Jean Cocteau, il primo nocturniano
Dentro la mostra La rivincita del giocoliere, retrospettiva dedicata al maestro a Venezia
La Biennale, come istituzione artistica, raccoglie le seguenti arti figurative e rappresentative: Arte, Architettura, Cinema, Danza, Musica Teatro e Archivio Storico (inserito a d’uopo come sezione poiché la memoria artistica non vale molto se poi non viene preservata storicamente). Le arti esposte, rappresentate e celebrate dal lontano 1895 (con la sezione Arte… ma trattasi anche dell’anno di nascita della settima arte) si intrecciano da sempre attraverso quella che vuole essere un’Arte, appunto, completa, universale, contemporanea, circuente, immersiva, totale. L’artista contemporaneo sa sapersi esprimere mediante forme artistiche che ricalcano, anche all’unisono, tutte le peculiarità delle diverse forme di espressione artistica. E chi, meglio di Jean Cocteau, incarna questa completa e definitiva figura artistica compiuta e sicuramente immortale.

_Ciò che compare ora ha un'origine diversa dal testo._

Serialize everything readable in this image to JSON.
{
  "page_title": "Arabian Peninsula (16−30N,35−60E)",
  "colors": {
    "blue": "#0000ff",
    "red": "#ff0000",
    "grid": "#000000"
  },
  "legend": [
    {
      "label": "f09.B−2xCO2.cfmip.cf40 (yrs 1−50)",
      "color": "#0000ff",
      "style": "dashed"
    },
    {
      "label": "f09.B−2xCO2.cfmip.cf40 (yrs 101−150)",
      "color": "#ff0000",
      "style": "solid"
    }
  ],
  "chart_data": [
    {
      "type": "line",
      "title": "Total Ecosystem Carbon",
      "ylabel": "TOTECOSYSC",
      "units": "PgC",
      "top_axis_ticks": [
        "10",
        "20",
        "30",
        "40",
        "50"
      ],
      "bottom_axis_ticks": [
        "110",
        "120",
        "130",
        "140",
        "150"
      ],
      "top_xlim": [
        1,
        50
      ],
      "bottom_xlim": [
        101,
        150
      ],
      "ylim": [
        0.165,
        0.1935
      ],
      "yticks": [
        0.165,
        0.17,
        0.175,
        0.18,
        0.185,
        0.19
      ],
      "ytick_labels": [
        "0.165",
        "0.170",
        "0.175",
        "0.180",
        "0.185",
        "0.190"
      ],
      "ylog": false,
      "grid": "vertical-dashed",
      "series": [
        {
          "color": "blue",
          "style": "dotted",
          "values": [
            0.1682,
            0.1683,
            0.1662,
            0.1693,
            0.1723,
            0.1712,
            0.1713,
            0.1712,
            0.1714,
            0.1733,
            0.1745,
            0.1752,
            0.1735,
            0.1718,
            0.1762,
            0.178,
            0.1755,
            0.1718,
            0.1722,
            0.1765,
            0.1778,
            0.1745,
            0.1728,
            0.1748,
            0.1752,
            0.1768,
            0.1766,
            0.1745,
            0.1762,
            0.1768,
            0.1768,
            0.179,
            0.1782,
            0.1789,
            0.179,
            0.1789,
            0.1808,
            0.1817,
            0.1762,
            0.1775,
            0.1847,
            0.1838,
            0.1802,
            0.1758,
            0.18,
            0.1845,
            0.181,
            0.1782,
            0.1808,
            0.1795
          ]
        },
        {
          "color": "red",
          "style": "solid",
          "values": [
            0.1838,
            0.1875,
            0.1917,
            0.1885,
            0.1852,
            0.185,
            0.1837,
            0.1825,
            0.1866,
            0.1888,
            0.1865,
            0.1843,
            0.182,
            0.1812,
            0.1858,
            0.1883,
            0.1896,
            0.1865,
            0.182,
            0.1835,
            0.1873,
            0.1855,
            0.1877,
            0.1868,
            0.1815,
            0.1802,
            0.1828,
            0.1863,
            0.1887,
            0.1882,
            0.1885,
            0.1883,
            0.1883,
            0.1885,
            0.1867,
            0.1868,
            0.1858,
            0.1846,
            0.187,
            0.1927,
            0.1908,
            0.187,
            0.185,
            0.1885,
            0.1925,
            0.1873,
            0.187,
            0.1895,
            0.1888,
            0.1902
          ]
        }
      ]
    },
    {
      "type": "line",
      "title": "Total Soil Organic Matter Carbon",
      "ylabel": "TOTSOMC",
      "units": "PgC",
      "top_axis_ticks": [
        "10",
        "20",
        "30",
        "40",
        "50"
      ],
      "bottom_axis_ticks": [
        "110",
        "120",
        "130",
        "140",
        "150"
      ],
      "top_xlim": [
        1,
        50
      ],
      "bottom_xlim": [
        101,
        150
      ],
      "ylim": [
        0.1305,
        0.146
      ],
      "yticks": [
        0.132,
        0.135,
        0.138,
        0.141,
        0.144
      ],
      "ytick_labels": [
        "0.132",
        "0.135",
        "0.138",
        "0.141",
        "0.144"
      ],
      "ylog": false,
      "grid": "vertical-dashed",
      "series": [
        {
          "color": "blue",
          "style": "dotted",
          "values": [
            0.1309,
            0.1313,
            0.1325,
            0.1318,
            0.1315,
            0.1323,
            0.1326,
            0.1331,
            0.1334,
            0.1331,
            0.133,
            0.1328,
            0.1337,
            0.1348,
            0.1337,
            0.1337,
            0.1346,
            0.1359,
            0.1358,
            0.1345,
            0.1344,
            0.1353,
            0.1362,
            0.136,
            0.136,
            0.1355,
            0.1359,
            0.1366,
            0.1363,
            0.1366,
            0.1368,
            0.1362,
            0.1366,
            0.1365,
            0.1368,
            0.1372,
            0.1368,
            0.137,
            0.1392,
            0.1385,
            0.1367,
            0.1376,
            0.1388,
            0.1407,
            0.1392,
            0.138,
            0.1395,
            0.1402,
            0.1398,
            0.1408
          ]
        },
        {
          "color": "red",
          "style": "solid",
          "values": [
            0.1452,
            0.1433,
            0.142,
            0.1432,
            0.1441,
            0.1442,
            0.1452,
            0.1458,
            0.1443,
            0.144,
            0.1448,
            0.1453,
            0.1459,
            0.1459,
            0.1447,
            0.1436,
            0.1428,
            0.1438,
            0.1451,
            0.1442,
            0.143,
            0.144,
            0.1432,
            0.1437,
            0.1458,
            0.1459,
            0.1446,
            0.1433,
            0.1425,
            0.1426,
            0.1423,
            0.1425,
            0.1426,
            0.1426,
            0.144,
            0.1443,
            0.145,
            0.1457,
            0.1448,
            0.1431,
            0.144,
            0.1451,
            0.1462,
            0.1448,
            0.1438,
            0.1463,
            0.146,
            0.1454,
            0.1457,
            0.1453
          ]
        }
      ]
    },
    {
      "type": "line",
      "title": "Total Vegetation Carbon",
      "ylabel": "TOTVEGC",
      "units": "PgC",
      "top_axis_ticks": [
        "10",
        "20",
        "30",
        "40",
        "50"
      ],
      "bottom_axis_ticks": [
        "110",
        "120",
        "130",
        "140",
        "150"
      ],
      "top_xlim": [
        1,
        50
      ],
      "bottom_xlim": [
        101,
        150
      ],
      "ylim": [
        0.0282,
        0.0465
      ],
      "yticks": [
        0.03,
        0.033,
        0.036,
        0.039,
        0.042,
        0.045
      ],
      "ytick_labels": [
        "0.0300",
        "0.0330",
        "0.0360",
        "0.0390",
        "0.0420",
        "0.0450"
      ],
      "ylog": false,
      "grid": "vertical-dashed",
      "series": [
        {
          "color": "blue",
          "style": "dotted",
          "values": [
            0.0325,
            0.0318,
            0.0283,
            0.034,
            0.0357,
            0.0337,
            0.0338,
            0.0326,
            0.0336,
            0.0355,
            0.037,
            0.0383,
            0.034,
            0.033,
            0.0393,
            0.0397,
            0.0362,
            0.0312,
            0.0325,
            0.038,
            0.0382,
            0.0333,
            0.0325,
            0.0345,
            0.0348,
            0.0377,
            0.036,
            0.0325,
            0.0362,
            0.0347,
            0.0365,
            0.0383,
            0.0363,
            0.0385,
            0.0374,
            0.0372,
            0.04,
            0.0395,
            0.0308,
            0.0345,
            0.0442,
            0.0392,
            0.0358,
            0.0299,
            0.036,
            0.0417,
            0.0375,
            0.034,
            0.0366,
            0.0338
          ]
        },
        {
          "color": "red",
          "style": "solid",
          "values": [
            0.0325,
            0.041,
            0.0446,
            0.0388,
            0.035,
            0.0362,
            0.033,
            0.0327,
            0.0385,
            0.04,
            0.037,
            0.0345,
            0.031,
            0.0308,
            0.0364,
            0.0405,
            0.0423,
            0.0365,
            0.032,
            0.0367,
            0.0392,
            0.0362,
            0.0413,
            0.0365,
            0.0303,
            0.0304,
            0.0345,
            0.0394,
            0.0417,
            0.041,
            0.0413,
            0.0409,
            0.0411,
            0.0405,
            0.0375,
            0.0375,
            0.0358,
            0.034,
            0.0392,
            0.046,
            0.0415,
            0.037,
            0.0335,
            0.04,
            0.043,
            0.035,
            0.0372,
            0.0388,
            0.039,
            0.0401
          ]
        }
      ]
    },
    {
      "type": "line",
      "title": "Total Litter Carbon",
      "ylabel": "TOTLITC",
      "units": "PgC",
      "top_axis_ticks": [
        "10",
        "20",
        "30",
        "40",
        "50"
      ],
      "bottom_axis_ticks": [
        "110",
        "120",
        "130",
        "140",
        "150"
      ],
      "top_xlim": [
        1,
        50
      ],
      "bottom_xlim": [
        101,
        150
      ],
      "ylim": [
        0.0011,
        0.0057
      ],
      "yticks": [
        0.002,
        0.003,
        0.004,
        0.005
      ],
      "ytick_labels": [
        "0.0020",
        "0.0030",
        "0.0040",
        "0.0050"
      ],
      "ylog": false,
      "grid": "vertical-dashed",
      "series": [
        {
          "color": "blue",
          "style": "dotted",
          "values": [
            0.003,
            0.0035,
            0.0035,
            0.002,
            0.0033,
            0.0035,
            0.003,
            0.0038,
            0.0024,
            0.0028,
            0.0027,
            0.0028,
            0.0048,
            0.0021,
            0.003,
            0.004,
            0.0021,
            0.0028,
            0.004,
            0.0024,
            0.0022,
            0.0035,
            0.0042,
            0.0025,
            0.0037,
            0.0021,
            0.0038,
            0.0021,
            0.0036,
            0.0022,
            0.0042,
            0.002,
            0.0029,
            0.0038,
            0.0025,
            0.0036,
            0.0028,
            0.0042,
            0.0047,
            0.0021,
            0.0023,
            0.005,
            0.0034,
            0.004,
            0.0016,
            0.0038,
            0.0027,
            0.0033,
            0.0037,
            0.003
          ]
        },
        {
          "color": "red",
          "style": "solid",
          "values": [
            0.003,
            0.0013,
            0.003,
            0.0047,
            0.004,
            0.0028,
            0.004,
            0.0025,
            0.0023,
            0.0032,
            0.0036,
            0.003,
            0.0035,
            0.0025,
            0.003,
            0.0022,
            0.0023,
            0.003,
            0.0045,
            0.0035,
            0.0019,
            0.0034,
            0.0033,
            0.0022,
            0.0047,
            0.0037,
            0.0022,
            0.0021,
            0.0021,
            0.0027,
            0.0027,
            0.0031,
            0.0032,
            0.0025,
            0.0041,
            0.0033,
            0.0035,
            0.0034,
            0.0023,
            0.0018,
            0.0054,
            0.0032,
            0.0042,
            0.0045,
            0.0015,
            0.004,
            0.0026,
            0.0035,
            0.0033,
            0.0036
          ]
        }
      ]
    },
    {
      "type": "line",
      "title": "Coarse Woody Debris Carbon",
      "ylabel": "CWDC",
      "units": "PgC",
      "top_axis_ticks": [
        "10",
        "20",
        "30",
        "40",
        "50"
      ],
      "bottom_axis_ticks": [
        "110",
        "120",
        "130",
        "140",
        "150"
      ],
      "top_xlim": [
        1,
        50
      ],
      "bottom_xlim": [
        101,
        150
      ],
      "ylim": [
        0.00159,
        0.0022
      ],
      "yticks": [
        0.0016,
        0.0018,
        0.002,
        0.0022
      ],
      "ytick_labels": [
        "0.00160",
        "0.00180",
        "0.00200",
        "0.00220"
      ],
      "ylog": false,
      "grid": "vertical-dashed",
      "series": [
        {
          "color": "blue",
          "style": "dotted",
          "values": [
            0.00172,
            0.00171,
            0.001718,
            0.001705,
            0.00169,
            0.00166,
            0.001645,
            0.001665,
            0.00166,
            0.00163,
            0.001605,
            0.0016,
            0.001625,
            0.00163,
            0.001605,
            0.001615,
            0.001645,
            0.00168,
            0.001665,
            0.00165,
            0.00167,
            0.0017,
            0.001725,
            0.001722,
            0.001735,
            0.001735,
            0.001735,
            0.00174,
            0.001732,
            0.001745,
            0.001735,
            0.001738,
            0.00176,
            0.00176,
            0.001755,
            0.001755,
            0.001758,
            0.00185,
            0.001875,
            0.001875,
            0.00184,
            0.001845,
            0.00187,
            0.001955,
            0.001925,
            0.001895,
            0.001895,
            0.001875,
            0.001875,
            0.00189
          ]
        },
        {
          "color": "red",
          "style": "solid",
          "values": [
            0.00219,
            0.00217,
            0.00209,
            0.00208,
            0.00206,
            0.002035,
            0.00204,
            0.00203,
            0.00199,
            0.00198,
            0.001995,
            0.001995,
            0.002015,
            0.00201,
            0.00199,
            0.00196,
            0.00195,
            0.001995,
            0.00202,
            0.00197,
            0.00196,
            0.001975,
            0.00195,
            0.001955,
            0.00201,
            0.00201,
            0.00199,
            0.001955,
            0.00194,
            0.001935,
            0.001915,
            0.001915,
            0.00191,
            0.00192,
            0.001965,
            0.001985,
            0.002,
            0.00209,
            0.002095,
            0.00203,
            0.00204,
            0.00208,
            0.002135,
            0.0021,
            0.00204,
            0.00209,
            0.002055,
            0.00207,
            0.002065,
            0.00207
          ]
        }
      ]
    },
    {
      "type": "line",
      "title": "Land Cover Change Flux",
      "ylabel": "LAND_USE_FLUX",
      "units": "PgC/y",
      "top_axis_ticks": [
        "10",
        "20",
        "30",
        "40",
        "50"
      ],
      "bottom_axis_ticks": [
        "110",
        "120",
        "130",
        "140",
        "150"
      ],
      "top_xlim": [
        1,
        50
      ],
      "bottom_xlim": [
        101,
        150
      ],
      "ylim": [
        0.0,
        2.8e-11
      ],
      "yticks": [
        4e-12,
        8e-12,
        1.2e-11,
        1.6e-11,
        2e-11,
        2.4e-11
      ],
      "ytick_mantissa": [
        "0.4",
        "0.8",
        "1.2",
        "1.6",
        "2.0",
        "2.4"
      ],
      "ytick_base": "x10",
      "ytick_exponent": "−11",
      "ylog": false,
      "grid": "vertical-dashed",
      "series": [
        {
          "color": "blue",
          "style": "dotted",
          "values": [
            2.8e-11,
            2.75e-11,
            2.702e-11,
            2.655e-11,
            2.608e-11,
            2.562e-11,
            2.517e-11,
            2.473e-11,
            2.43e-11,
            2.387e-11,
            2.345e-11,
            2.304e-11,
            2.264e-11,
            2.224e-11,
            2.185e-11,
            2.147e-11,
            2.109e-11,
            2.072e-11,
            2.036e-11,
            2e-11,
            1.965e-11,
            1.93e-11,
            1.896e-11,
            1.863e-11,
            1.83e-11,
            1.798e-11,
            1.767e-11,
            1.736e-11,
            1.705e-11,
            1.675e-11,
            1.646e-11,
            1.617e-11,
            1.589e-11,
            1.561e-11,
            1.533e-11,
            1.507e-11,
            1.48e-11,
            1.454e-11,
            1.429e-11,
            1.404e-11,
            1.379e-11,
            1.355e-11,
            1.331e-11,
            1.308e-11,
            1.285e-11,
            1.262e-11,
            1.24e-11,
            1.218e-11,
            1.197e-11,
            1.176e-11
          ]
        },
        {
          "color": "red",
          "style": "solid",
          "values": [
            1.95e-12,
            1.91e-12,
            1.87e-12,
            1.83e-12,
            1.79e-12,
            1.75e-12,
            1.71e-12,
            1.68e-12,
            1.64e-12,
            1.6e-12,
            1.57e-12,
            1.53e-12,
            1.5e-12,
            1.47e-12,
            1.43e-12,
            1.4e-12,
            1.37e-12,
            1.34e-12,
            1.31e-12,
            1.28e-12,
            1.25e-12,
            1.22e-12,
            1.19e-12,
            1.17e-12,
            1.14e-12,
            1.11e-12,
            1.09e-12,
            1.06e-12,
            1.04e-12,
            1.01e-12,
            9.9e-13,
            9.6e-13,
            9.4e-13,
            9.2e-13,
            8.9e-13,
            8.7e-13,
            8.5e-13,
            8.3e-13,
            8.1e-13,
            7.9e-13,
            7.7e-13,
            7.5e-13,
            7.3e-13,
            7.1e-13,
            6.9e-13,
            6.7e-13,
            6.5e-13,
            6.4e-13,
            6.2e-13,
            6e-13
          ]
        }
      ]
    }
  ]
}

Abbiamo visitato la mostra Jean Cocteau. La rivincita del giocoliere a cura dello storico statunitense presso la NYU, Kenneth E. Silver, presentata dalla Collezione Peggy Guggenheim. Si tratta della prima retrospettiva realizzata in Italia dell’artista, che si è svolta dal 13 aprile al 16 settembre 2024. Giocoliere appunto, che i curatori della mostra giustamente omaggiano con la splendida fotografia di Philippe Halsman pubblicata sulla rivista LIFE nel 1949, che vede Cocteau destreggiare sei braccia; sei braccia che lo caratterizzano come artista totale e come prestigiatore non solo raffinato, ma anche socialmente calamitante. Un pennello per dipingere il mondo, un paio di forbici per tagliare, montare, manipolare attraverso l’illusione, la realtà che diventa sempre più accattivante in termini audiovisivi; un libro aperto, come in fondo lo è sempre stato Cocteau; onesto seppur discreto, in merito alla sua omosessualità e alla sua dipendenza. E la sigaretta, elegantemente assaporata, a simboleggiare il suo amore per lo stile, per la moda, per la classe di quelle lungimiranti e brillanti donne imprenditrici, come Coco Chanel e Elsa Schiaparelli, che hanno creato non solo un impero, un paradigma, un’arte, ma che sono anche state grandi sostenitrici e amiche di Cocteau, soprattutto nei suoi momenti più bui.
Anche la location è, non solo eternamente e magicamente suggestiva, ma altresì molto significativa. Tra Peggy Guggenheim e Jean Cocteau, infatti, nasce una grandissima amicizia, che li vedrà complici in molte occasioni. La Guggenheim afferma la sua carriera proprio con una mostra dedicata a Cocteau, nel 1938, nella sua galleria di Londra, Guggenheim Jeune, suggerita da Marcel Duchamp. Anche Peggy, donna all’avanguardia, collezionista oculata, assieme a tutta la cerchia di amici artisti, rappresenta un periodo storico per l’Arte universalmente intesa, che raramente tale, si è palesata e concretizzata in passato. Si inaugura il secolo breve, la contemporaneità della psicologia (e psicosi) umana attraverso il supremo e l’estremo del bene e del male, del bello e del brutto. Un’arte che ci ha resi gli uomini e le donne che siamo, anche se sembra incredibile e tendiamo a dimenticarcene, logorati, date evidenti attuali ignoranze politico-sociali. La cerchia di Cocteau comprende nomi quali: il già citato Duchamp, Marcel Proust, André Gide, Pablo Picasso, Amedeo Modigliani, Erik Satie, Sergej Djagilev, Edith Piaf, e Tristan Tzara… tra gli altri.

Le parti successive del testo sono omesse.